Some enterprises use mobile ad fraud detection software to spot invalid clicks across their programmatic/display advertising, as well as paid search and social channels. The software can detect clicks and impressions that are generated by bots on paid campaigns and then blocks them, thus preventing them from continuing to syphon money away from the campaign.

Mobile ad fraud detection software relies on detecting patterns that resemble suspicious actions in an ad’s impressions, clicks, traffic or IP addresses — or a mix of all those data sources. It compares clicks on ads to its database, and if it detects an anomaly, it notifies users in real time so advertisers can analyse their data.


Data Analytics


Data analytics helps enterprises pinpoint sources of fraud. Advertisers can use data analytics tools to get a variety of performance indicators on their marketing efforts, such as web traffic across their digital assets and information on potential customers who interact with their ads.
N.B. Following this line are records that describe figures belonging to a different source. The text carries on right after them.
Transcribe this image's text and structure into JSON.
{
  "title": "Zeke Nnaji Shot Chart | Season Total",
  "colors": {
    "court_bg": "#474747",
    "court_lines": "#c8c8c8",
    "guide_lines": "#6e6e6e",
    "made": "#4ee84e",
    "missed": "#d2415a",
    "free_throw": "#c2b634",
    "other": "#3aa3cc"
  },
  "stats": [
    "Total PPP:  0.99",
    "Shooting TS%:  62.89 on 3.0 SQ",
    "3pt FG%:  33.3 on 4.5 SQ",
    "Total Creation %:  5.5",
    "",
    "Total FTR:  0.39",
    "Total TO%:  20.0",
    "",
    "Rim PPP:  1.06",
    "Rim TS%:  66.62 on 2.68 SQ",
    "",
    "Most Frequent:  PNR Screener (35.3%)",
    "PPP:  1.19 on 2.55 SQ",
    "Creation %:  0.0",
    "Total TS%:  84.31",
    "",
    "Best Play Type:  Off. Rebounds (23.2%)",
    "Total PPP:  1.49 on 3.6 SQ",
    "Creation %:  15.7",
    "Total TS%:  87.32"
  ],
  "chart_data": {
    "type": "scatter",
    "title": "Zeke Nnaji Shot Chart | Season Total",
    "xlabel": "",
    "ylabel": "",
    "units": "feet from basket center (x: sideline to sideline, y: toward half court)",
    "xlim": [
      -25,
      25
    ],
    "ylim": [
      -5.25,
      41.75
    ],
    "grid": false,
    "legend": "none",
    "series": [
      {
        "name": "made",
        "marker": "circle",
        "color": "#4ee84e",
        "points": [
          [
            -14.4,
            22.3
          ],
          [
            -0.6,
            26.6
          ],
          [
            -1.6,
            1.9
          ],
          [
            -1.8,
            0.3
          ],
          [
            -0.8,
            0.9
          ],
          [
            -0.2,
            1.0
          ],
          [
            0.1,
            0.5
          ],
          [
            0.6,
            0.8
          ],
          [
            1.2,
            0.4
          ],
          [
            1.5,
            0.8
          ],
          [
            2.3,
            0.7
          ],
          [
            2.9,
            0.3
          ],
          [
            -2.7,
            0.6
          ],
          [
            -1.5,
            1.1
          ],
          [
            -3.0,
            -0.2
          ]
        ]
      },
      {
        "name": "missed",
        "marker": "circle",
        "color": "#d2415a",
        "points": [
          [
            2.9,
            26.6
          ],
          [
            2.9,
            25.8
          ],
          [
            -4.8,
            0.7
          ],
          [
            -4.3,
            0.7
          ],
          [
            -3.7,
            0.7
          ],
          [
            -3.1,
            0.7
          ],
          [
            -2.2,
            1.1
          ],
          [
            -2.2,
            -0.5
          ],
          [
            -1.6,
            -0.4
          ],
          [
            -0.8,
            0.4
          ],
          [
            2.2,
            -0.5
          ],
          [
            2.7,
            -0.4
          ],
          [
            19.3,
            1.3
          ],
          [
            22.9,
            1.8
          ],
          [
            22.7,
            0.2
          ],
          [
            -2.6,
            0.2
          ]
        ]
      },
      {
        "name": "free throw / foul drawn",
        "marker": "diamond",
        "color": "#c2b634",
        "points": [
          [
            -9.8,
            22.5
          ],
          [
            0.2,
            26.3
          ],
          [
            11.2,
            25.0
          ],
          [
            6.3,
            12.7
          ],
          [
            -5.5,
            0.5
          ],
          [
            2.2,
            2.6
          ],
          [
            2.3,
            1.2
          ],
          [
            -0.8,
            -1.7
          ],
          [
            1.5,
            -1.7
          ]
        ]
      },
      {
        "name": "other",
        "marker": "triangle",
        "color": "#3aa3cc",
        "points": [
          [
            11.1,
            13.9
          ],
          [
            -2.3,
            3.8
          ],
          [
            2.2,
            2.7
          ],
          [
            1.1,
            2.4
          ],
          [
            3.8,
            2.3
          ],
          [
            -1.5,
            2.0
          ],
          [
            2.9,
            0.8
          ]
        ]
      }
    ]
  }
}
With this much bad data in enterprises marketing stacks, it’s no surprise that a significant portion of their total ad spend doesn't deliver any return on investment.


Modern data analytics tools utilise machine learning to analyse massive amounts of data and discover anomalies that often indicate fraudulent activity. In turn, this helps enable advertisers to identify fraudulent traffic and prevent further damage by quickly adjusting their ad strategy and divesting from bad traffic in favour of good traffic. Verifying their data across multiple channels also helps enterprises prevent bad data from impacting the rest of their data set, ensuring that their ads reach real and actual target customers.


The Takeaway


Mobile ad fraud has been a major issue worldwide in the last two years, fuelled by rise in digital during the pandemic and it's projected to become an even more concerning issue in 2022. To get the most from their campaigns, enterprises will want to consider investing in solutions that validate the accuracy of their data and ensure that their ad budgets result in impressions and clicks that actually generate the desired results and values.